Donald Forrester

Personal information
- Born: 11 August 1969 (age 55) Buenos Aires, Argentina
- Batting: Right-handed
- Bowling: Right-arm off break; Right-arm medium;

International information
- National side: Argentina;

Career statistics
| Competition | List A | ICC Trophy |
| Matches | 6 | 20 |
| Runs scored | 105 | 457 |
| Batting average | 17.50 | 22.85 |
| 100s/50s | 0/1 | 0/2 |
| Top score | 71 | 79 |
| Balls bowled | 168 | 693 |
| Wickets | 2 | 13 |
| Bowling average | 91.00 | 47.38 |
| 5 wickets in innings | 0 | 0 |
| 10 wickets in match | 0 | 0 |
| Best bowling | 1/42 | 3/66 |
| Catches/stumpings | 0/– | 13/– |
- Source: CricketArchive (subscription required), 23 January 2011

= Donald Forrester =

Argentine cricketer (born 1969)

Donald Forrester (born 11 August 1969) is an Argentine cricketer. He is a right-handed batsman and a right-arm medium-pace bowler who has played for Argentina since 1990. Forrester debuted in the 1990 ICC Trophy, playing six games as an upper-middle order batsman, and appeared in the same Argentine team for the competition in 1994, 1997, and 2001. He was born at Buenos Aires in 1969.

Averaging 13 with the bat in his first ICC Trophy season, this increased in 1994, as Forrester scored his first of two half-centuries in the competition. Though he suffered from poor form in the 1997 competition, he was back to form in 2001, scoring one half century on his way to a solid average of just over 25. Forrester appeared with the Argentines in the 2004 Americas Championship, playing five games and once again, scoring a single half-century.

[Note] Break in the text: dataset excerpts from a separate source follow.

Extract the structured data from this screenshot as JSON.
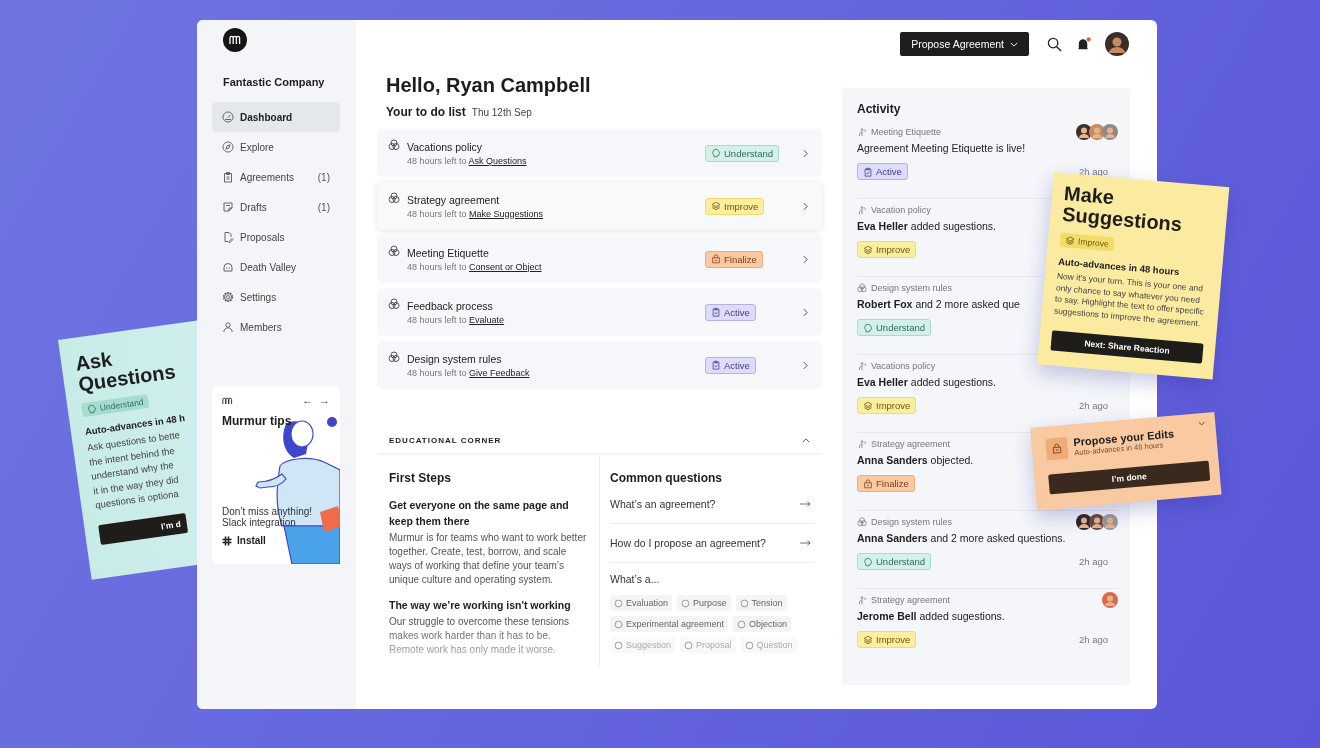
{
  "sidebar": {
    "company": "Fantastic Company",
    "items": [
      {
        "label": "Dashboard",
        "selected": true
      },
      {
        "label": "Explore",
        "selected": false
      },
      {
        "label": "Agreements",
        "count": "(1)",
        "selected": false
      },
      {
        "label": "Drafts",
        "count": "(1)",
        "selected": false
      },
      {
        "label": "Proposals",
        "selected": false
      },
      {
        "label": "Death Valley",
        "selected": false
      },
      {
        "label": "Settings",
        "selected": false
      },
      {
        "label": "Members",
        "selected": false
      }
    ]
  },
  "tips": {
    "title": "Murmur tips",
    "nav": [
      "←",
      "→"
    ],
    "message": "Don’t miss anything!",
    "detail": "Slack integration",
    "action": "Install"
  },
  "header": {
    "action": "Propose Agreement",
    "unread": true
  },
  "greeting": "Hello, Ryan Campbell",
  "todo": {
    "title": "Your to do list",
    "date": "Thu 12th Sep",
    "items": [
      {
        "title": "Vacations policy",
        "due": "48 hours left to",
        "task": "Ask Questions",
        "badge": {
          "kind": "understand",
          "label": "Understand"
        },
        "selected": false
      },
      {
        "title": "Strategy agreement",
        "due": "48 hours left to",
        "task": "Make Suggestions",
        "badge": {
          "kind": "improve",
          "label": "Improve"
        },
        "selected": true
      },
      {
        "title": "Meeting Etiquette",
        "due": "48 hours left to",
        "task": "Consent or Object",
        "badge": {
          "kind": "finalize",
          "label": "Finalize"
        },
        "selected": false
      },
      {
        "title": "Feedback process",
        "due": "48 hours left to",
        "task": "Evaluate",
        "badge": {
          "kind": "active",
          "label": "Active"
        },
        "selected": false
      },
      {
        "title": "Design system rules",
        "due": "48 hours left to",
        "task": "Give Feedback",
        "badge": {
          "kind": "active",
          "label": "Active"
        },
        "selected": false
      }
    ]
  },
  "education": {
    "title": "EDUCATIONAL CORNER",
    "expanded": true,
    "first_steps": {
      "title": "First Steps",
      "sections": [
        {
          "heading": "Get everyone on the same page and keep them there",
          "text": "Murmur is for teams who want to work better together. Create, test, borrow, and scale ways of working that define your team’s unique culture and operating system."
        },
        {
          "heading": "The way we’re working isn't working",
          "text": "Our struggle to overcome these tensions makes work harder than it has to be. Remote work has only made it worse."
        }
      ]
    },
    "questions": {
      "title": "Common questions",
      "items": [
        "What’s an agreement?",
        "How do I propose an agreement?"
      ],
      "terms_title": "What’s a...",
      "terms": [
        "Evaluation",
        "Purpose",
        "Tension",
        "Experimental agreement",
        "Objection",
        "Suggestion",
        "Proposal",
        "Question"
      ]
    }
  },
  "activity": {
    "title": "Activity",
    "items": [
      {
        "kind": "branch",
        "topic": "Meeting Etiquette",
        "text": "Agreement Meeting Etiquette is live!",
        "badge": {
          "kind": "active",
          "label": "Active"
        },
        "time": "2h ago",
        "avatars": [
          {
            "color": "#3b2f2a"
          },
          {
            "color": "#c98b5a"
          },
          {
            "color": "#8e8a86"
          }
        ]
      },
      {
        "kind": "branch",
        "topic": "Vacation policy",
        "actor": "Eva Heller",
        "text": "added sugestions.",
        "badge": {
          "kind": "improve",
          "label": "Improve"
        }
      },
      {
        "kind": "circles",
        "topic": "Design system rules",
        "actor": "Robert Fox",
        "text": "and 2 more asked que",
        "badge": {
          "kind": "understand",
          "label": "Understand"
        }
      },
      {
        "kind": "branch",
        "topic": "Vacations policy",
        "actor": "Eva Heller",
        "text": "added sugestions.",
        "badge": {
          "kind": "improve",
          "label": "Improve"
        },
        "time": "2h ago"
      },
      {
        "kind": "branch",
        "topic": "Strategy agreement",
        "actor": "Anna Sanders",
        "text": "objected.",
        "badge": {
          "kind": "finalize",
          "label": "Finalize"
        }
      },
      {
        "kind": "circles",
        "topic": "Design system rules",
        "actor": "Anna Sanders",
        "text": "and 2 more asked questions.",
        "badge": {
          "kind": "understand",
          "label": "Understand"
        },
        "time": "2h ago",
        "avatars": [
          {
            "color": "#2c2624"
          },
          {
            "color": "#6b4a3a"
          },
          {
            "color": "#9a9894"
          }
        ]
      },
      {
        "kind": "branch",
        "topic": "Strategy agreement",
        "actor": "Jerome Bell",
        "text": "added sugestions.",
        "badge": {
          "kind": "improve",
          "label": "Improve"
        },
        "time": "2h ago",
        "avatars": [
          {
            "color": "#d9694a"
          }
        ]
      }
    ]
  },
  "cards": [
    {
      "kind": "ask",
      "title": "Ask Questions",
      "badge": {
        "kind": "understand",
        "label": "Understand"
      },
      "subtitle": "Auto-advances in 48 h",
      "lines": [
        "Ask questions to bette",
        "the intent behind the",
        "understand why the",
        "it in the way they did",
        "questions is optiona"
      ],
      "button": "I’m d"
    },
    {
      "kind": "stage",
      "title": "Make Suggestions",
      "badge": {
        "kind": "improve",
        "label": "Improve"
      },
      "subtitle": "Auto-advances in 48 hours",
      "text": "Now it’s your turn. This is your one and only chance to say whatever you need to say. Highlight the text to offer specific suggestions to improve the agreement.",
      "button": "Next: Share Reaction"
    },
    {
      "kind": "compact",
      "title": "Propose your Edits",
      "badge": {
        "kind": "finalize"
      },
      "subtitle": "Auto-advances in 48 hours",
      "button": "I’m done",
      "collapsible": true
    }
  ]
}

Forrester has been an upper-middle order batsman throughout over 15 years of competition. Donald Forrester's father, also named Donald, represented Argentina in first-class cricket during the 1937-38 season, rejoining the team nearly 20 years later. Forrester senior died in 1987. Frank Forrester, Donald's brother, represented the South of Argentina on seventeen occasions between 1962 and 1985.